De acordo com a referida norma, o contribuinte será notificado para, após a inscrição do débito na dívida ativa:

a) Efetuar o pagamento ou parcelar o valor integral do débito, no prazo de 5 dias, ou

b) Oferecer antecipadamente garantia em execução fiscal ou apresentar Pedido de Revisão de Dívida Inscrita (PRDI), em até 10 dias.

Se o devedor não cumprir os prazos acima, a PGFN, dentre outras medidas, poderá:

a) Encaminhar a CDA para protesto extrajudicial;

b) Comunicar a inscrição em dívida ativa aos órgãos que operam bancos de dados e cadastros relativos a consumidores e aos serviços de proteção ao crédito e congêneres; e

c) Averbar, inclusive por meio eletrônico, a CDA nos órgãos de registro de bens e direitos sujeitos a arresto ou penhora, para fins de averbação pré-executória.
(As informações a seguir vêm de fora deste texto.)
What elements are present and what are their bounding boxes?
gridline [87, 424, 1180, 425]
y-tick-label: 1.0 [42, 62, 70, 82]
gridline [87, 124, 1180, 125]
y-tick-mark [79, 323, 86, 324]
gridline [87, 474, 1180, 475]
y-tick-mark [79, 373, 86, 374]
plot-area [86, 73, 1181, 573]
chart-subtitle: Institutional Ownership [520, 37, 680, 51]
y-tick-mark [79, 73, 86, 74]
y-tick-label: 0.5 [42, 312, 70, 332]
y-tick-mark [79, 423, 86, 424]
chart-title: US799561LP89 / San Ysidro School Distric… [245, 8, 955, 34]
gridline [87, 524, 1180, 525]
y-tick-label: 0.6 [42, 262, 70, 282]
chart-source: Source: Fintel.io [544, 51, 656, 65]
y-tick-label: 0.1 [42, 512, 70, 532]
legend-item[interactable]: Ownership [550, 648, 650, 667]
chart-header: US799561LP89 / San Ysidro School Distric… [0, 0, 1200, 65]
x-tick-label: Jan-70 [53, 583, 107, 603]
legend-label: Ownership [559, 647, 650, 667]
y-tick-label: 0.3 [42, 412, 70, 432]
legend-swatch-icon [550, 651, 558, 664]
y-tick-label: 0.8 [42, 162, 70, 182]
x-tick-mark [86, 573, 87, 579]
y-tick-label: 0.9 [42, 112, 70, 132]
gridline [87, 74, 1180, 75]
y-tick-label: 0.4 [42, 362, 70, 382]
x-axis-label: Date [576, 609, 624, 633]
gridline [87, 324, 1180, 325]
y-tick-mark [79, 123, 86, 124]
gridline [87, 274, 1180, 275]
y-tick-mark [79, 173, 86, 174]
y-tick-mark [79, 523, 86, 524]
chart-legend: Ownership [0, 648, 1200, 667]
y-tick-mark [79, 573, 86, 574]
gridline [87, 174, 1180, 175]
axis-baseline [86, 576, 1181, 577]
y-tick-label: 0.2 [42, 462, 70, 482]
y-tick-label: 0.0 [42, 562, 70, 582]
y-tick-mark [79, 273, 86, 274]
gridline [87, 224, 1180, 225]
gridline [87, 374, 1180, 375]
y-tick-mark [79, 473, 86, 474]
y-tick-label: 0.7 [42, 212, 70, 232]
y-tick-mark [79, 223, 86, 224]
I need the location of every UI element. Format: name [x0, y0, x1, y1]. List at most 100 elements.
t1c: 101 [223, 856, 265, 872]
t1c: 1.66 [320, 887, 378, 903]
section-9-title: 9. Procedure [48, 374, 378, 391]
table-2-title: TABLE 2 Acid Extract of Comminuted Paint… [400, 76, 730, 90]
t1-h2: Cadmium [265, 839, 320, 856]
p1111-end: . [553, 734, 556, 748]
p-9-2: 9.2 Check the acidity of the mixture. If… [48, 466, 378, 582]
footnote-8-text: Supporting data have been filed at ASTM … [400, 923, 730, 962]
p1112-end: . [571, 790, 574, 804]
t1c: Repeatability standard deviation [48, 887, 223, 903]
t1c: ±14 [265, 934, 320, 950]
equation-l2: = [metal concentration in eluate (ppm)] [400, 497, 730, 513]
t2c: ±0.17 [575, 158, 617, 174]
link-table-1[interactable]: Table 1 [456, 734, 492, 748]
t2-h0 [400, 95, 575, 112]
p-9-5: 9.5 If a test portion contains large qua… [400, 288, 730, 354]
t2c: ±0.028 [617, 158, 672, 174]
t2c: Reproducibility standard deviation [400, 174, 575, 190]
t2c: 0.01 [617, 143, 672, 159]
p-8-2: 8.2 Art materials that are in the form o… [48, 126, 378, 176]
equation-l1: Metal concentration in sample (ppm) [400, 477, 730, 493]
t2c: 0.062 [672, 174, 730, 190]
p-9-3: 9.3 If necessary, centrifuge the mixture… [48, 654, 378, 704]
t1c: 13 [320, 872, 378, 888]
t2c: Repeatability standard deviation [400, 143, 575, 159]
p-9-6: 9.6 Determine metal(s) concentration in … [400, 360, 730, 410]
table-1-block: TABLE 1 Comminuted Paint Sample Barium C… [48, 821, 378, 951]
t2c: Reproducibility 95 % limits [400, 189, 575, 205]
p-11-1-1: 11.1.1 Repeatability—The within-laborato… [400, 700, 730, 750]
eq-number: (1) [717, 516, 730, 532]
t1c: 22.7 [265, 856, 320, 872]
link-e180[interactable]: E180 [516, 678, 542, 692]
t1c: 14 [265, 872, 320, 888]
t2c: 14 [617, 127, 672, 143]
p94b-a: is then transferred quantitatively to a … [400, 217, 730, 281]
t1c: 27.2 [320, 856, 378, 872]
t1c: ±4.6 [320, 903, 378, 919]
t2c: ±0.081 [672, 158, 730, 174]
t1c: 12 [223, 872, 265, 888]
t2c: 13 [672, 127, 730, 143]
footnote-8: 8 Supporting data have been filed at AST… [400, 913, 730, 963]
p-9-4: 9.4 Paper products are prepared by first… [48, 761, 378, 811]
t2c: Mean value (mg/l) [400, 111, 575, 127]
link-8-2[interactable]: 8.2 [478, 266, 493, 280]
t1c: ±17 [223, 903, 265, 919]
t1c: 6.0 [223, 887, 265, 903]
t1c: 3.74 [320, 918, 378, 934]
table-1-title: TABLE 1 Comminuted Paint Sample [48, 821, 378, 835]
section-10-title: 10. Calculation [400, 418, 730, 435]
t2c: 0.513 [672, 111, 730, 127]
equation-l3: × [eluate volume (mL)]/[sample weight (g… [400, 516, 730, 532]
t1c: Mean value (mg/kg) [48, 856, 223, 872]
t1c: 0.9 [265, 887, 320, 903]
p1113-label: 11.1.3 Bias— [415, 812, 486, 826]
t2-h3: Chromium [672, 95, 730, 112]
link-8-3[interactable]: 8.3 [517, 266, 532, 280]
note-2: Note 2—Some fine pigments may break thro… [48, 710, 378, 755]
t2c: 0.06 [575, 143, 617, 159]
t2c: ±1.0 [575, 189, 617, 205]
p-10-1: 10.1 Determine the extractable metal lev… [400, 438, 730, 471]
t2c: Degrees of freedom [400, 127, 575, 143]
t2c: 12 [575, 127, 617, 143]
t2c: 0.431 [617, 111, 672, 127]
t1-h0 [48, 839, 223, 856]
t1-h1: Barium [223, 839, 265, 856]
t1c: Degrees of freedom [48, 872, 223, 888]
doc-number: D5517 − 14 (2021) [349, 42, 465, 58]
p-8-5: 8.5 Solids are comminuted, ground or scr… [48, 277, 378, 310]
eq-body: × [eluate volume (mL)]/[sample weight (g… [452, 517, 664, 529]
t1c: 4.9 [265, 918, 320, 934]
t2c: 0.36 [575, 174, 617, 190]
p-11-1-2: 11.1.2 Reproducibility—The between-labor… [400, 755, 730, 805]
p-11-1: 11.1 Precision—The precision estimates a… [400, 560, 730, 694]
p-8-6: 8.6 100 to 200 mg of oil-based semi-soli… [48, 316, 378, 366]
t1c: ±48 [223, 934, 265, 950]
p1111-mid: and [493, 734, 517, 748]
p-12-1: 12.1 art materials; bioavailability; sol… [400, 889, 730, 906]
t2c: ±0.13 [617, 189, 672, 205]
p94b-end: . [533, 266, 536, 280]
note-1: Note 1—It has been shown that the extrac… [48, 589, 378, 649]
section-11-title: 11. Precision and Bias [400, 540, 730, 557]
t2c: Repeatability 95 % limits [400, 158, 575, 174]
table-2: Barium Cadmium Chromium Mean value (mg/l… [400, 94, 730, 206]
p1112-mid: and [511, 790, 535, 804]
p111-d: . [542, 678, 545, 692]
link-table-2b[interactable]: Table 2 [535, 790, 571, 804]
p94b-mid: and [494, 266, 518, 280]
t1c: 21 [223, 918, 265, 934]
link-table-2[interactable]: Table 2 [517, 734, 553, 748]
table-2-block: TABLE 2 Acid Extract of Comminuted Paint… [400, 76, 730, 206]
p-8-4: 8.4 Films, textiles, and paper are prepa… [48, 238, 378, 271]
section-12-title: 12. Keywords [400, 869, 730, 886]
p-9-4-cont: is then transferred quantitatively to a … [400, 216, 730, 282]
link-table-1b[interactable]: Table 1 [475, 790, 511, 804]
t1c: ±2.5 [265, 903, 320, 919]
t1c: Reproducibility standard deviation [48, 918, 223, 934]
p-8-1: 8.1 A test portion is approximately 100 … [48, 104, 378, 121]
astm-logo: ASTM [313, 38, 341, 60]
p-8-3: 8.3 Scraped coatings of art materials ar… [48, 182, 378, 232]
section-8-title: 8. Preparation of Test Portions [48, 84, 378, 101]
Lembramos, ainda, que a apresentação do pedido de revisão de dívida inscrita (PRDI) perante a PGFN poderá ser realizado no prazo de 10 dias, contados a partir da inscrição do débito na dívida ativa, e suspenderá as medidas de cobrança.

Por fim, anote-se que a portaria prevê também requisitos para o ajuizamento seletivo de execuções fiscais, como a localização de indícios de bens, direitos ou atividade econômica do devedor ou corresponsável.